1976 Italian crime comedy film

Hit Squad (Squadra antifurto) is a 1976 Italian "poliziottesco"-comedy film directed by Bruno Corbucci. It is the second chapter in the Nico Giraldi film series starred by Tomas Milian.

== Plot ==
Marshal Nico Giraldi, a member of the anti-theft team, deals with criminals specializing in apartment and car thefts. Among these criminals are Blinds, a small-time thief prone to confessing, Zagaja, a stuttering thief, and Sicilian brothers Rosario and Salvatore Trapani. During a theft at an American villa (owned by a former CIA agent), the thieves acquire documents revealing a bribery system involving significant figures in the United States, known as Deal Zebra Point.

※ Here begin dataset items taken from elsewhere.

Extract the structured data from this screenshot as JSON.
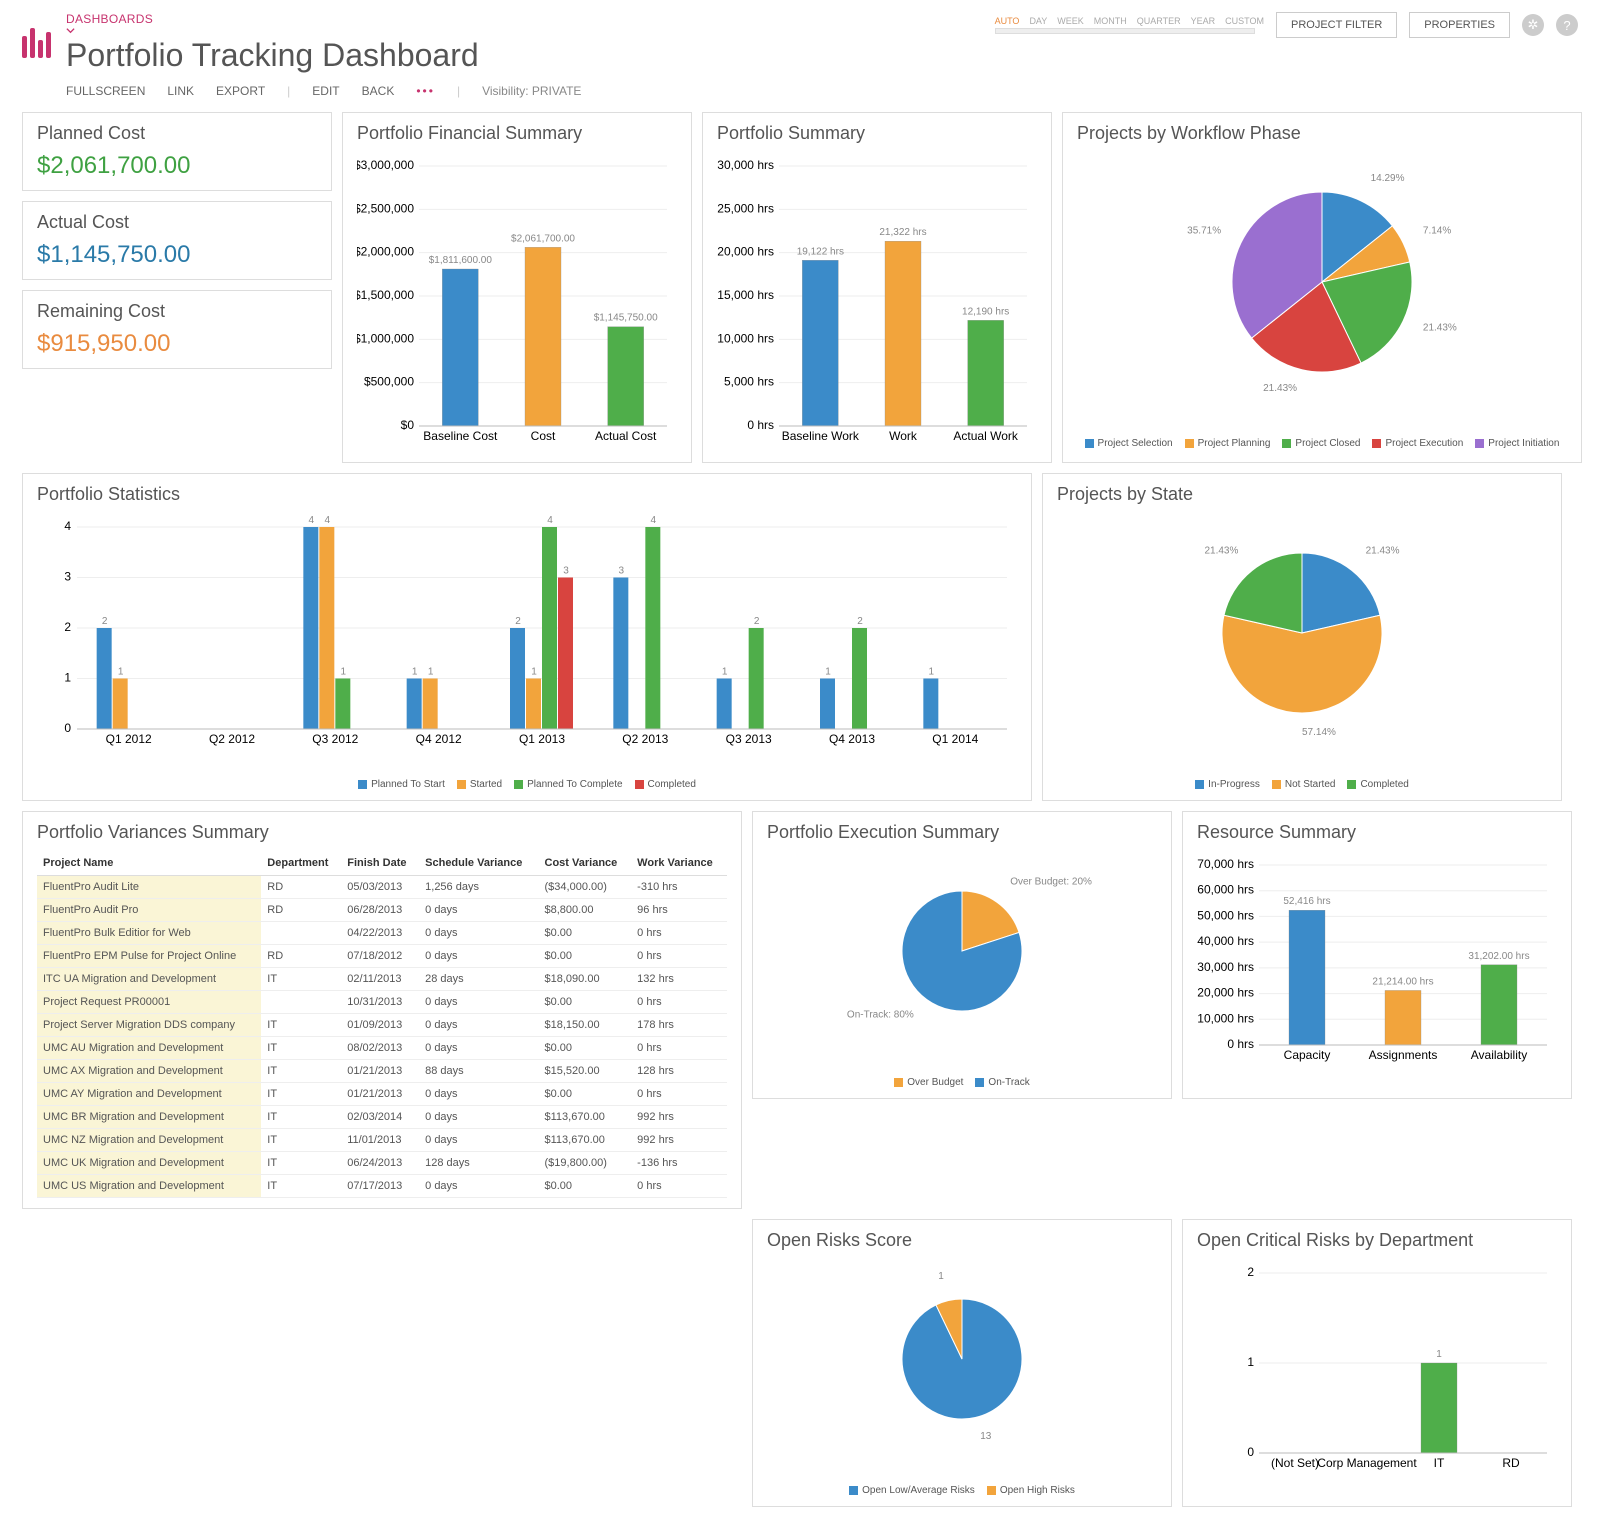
{
  "header": {
    "crumb": "DASHBOARDS",
    "title": "Portfolio Tracking Dashboard",
    "toolbar": [
      "FULLSCREEN",
      "LINK",
      "EXPORT",
      "|",
      "EDIT",
      "BACK",
      "•••",
      "|",
      "Visibility: PRIVATE"
    ],
    "timeframe": [
      "AUTO",
      "DAY",
      "WEEK",
      "MONTH",
      "QUARTER",
      "YEAR",
      "CUSTOM"
    ],
    "tf_selected": "AUTO",
    "btn_filter": "PROJECT FILTER",
    "btn_props": "PROPERTIES"
  },
  "kpi": {
    "planned": {
      "label": "Planned Cost",
      "val": "$2,061,700.00"
    },
    "actual": {
      "label": "Actual Cost",
      "val": "$1,145,750.00"
    },
    "remain": {
      "label": "Remaining Cost",
      "val": "$915,950.00"
    }
  },
  "colors": {
    "blue": "#3b8bc9",
    "orange": "#f2a43c",
    "green": "#4fae4a",
    "red": "#d8443f",
    "purple": "#9a6fd0"
  },
  "chart_data": [
    {
      "id": "fin",
      "title": "Portfolio Financial Summary",
      "type": "bar",
      "categories": [
        "Baseline Cost",
        "Cost",
        "Actual Cost"
      ],
      "values": [
        1811600,
        2061700,
        1145750
      ],
      "labels": [
        "$1,811,600.00",
        "$2,061,700.00",
        "$1,145,750.00"
      ],
      "colors": [
        "blue",
        "orange",
        "green"
      ],
      "yticks": [
        0,
        500000,
        1000000,
        1500000,
        2000000,
        2500000,
        3000000
      ],
      "yfmt": [
        "$0",
        "$500,000",
        "$1,000,000",
        "$1,500,000",
        "$2,000,000",
        "$2,500,000",
        "$3,000,000"
      ]
    },
    {
      "id": "sum",
      "title": "Portfolio Summary",
      "type": "bar",
      "categories": [
        "Baseline Work",
        "Work",
        "Actual Work"
      ],
      "values": [
        19122,
        21322,
        12190
      ],
      "labels": [
        "19,122 hrs",
        "21,322 hrs",
        "12,190 hrs"
      ],
      "colors": [
        "blue",
        "orange",
        "green"
      ],
      "yticks": [
        0,
        5000,
        10000,
        15000,
        20000,
        25000,
        30000
      ],
      "yfmt": [
        "0 hrs",
        "5,000 hrs",
        "10,000 hrs",
        "15,000 hrs",
        "20,000 hrs",
        "25,000 hrs",
        "30,000 hrs"
      ]
    },
    {
      "id": "phase",
      "title": "Projects by Workflow Phase",
      "type": "pie",
      "slices": [
        {
          "name": "Project Selection",
          "value": 14.29,
          "color": "blue"
        },
        {
          "name": "Project Planning",
          "value": 7.14,
          "color": "orange"
        },
        {
          "name": "Project Closed",
          "value": 21.43,
          "color": "green"
        },
        {
          "name": "Project Execution",
          "value": 21.43,
          "color": "red"
        },
        {
          "name": "Project Initiation",
          "value": 35.71,
          "color": "purple"
        }
      ]
    },
    {
      "id": "stats",
      "title": "Portfolio Statistics",
      "type": "bar",
      "categories": [
        "Q1 2012",
        "Q2 2012",
        "Q3 2012",
        "Q4 2012",
        "Q1 2013",
        "Q2 2013",
        "Q3 2013",
        "Q4 2013",
        "Q1 2014"
      ],
      "series": [
        {
          "name": "Planned To Start",
          "color": "blue",
          "values": [
            2,
            0,
            4,
            1,
            2,
            3,
            1,
            1,
            1
          ]
        },
        {
          "name": "Started",
          "color": "orange",
          "values": [
            1,
            0,
            4,
            1,
            1,
            0,
            0,
            0,
            0
          ]
        },
        {
          "name": "Planned To Complete",
          "color": "green",
          "values": [
            0,
            0,
            1,
            0,
            4,
            4,
            2,
            2,
            0
          ]
        },
        {
          "name": "Completed",
          "color": "red",
          "values": [
            0,
            0,
            0,
            0,
            3,
            0,
            0,
            0,
            0
          ]
        }
      ],
      "ymax": 4
    },
    {
      "id": "state",
      "title": "Projects by State",
      "type": "pie",
      "slices": [
        {
          "name": "In-Progress",
          "value": 21.43,
          "color": "blue"
        },
        {
          "name": "Not Started",
          "value": 57.14,
          "color": "orange"
        },
        {
          "name": "Completed",
          "value": 21.43,
          "color": "green"
        }
      ]
    },
    {
      "id": "exec",
      "title": "Portfolio Execution Summary",
      "type": "pie",
      "slices": [
        {
          "name": "Over Budget",
          "value": 20,
          "color": "orange",
          "label": "Over Budget: 20%"
        },
        {
          "name": "On-Track",
          "value": 80,
          "color": "blue",
          "label": "On-Track: 80%"
        }
      ]
    },
    {
      "id": "risks",
      "title": "Open Risks Score",
      "type": "pie",
      "slices": [
        {
          "name": "Open Low/Average Risks",
          "value": 13,
          "color": "blue",
          "label": "13"
        },
        {
          "name": "Open High Risks",
          "value": 1,
          "color": "orange",
          "label": "1"
        }
      ]
    },
    {
      "id": "res",
      "title": "Resource Summary",
      "type": "bar",
      "categories": [
        "Capacity",
        "Assignments",
        "Availability"
      ],
      "values": [
        52416,
        21214,
        31202
      ],
      "labels": [
        "52,416 hrs",
        "21,214.00 hrs",
        "31,202.00 hrs"
      ],
      "colors": [
        "blue",
        "orange",
        "green"
      ],
      "yticks": [
        0,
        10000,
        20000,
        30000,
        40000,
        50000,
        60000,
        70000
      ],
      "yfmt": [
        "0 hrs",
        "10,000 hrs",
        "20,000 hrs",
        "30,000 hrs",
        "40,000 hrs",
        "50,000 hrs",
        "60,000 hrs",
        "70,000 hrs"
      ]
    },
    {
      "id": "dept",
      "title": "Open Critical Risks by Department",
      "type": "bar",
      "categories": [
        "(Not Set)",
        "Corp Management",
        "IT",
        "RD"
      ],
      "values": [
        0,
        0,
        1,
        0
      ],
      "labels": [
        "",
        "",
        "1",
        ""
      ],
      "colors": [
        "green",
        "green",
        "green",
        "green"
      ],
      "yticks": [
        0,
        1,
        2
      ],
      "yfmt": [
        "0",
        "1",
        "2"
      ]
    }
  ],
  "variances": {
    "title": "Portfolio Variances Summary",
    "cols": [
      "Project Name",
      "Department",
      "Finish Date",
      "Schedule Variance",
      "Cost Variance",
      "Work Variance"
    ],
    "rows": [
      [
        "FluentPro Audit Lite",
        "RD",
        "05/03/2013",
        "1,256 days",
        "($34,000.00)",
        "-310 hrs"
      ],
      [
        "FluentPro Audit Pro",
        "RD",
        "06/28/2013",
        "0 days",
        "$8,800.00",
        "96 hrs"
      ],
      [
        "FluentPro Bulk Editior for Web",
        "",
        "04/22/2013",
        "0 days",
        "$0.00",
        "0 hrs"
      ],
      [
        "FluentPro EPM Pulse for Project Online",
        "RD",
        "07/18/2012",
        "0 days",
        "$0.00",
        "0 hrs"
      ],
      [
        "ITC UA Migration and Development",
        "IT",
        "02/11/2013",
        "28 days",
        "$18,090.00",
        "132 hrs"
      ],
      [
        "Project Request PR00001",
        "",
        "10/31/2013",
        "0 days",
        "$0.00",
        "0 hrs"
      ],
      [
        "Project Server Migration DDS company",
        "IT",
        "01/09/2013",
        "0 days",
        "$18,150.00",
        "178 hrs"
      ],
      [
        "UMC AU Migration and Development",
        "IT",
        "08/02/2013",
        "0 days",
        "$0.00",
        "0 hrs"
      ],
      [
        "UMC AX Migration and Development",
        "IT",
        "01/21/2013",
        "88 days",
        "$15,520.00",
        "128 hrs"
      ],
      [
        "UMC AY Migration and Development",
        "IT",
        "01/21/2013",
        "0 days",
        "$0.00",
        "0 hrs"
      ],
      [
        "UMC BR Migration and Development",
        "IT",
        "02/03/2014",
        "0 days",
        "$113,670.00",
        "992 hrs"
      ],
      [
        "UMC NZ Migration and Development",
        "IT",
        "11/01/2013",
        "0 days",
        "$113,670.00",
        "992 hrs"
      ],
      [
        "UMC UK Migration and Development",
        "IT",
        "06/24/2013",
        "128 days",
        "($19,800.00)",
        "-136 hrs"
      ],
      [
        "UMC US Migration and Development",
        "IT",
        "07/17/2013",
        "0 days",
        "$0.00",
        "0 hrs"
      ]
    ]
  }
}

After contacting US emissary Ralf Douglas to demand money for the return of the documents, Blinds is killed. The murder of Zagaja alarms Marshal Giraldi, who suspects that Douglas had been robbed of something crucial. To uncover the truth, Giraldi tracks the Trapani brothers, who have been in contact with Douglas's emissaries. The attempt fails, and the brothers are killed. However, an emissary of Douglas leaves a clue that leads Giraldi to New York. There, he tracks down Douglas and has him arrested.

== Cast ==
- Tomas Milian: Nico Giraldi
- Robert Webber: Mr. Douglas
- Lilli Carati: Vanessa
- Giuseppe Pambieri: Tapparella
- Giuliana Calandra: Lt. Ciampini
- Toni Ucci: Filotto
- Olimpia Di Nardo: Olimpia Trippetta
- Massimo Vanni: Gargiulo
- John P. Dulaney: Ballarin
- Vittorio Stagni: Er Zagaja
- Enzo Pulcrano: Salvatore Trapanese
- Benito Stefanelli: Avv. Gorniani
- Bombolo: Er Trippa
- Mimmo Poli: Vittorio Raganelli (Il Musulmano)
- Giancarlo Badessi: Maniac
- Anna Bonaiuto: Cameriera
- Tony Morgan: Gnappetta
- Nello Pazzafini: Capitano della nave

==Release==
Hit Squad was released on October 29, 1976 in Italy where it was distributed by Titanus. The film grossed a total of 1,825,316,810 Italian lire on its theatrical release.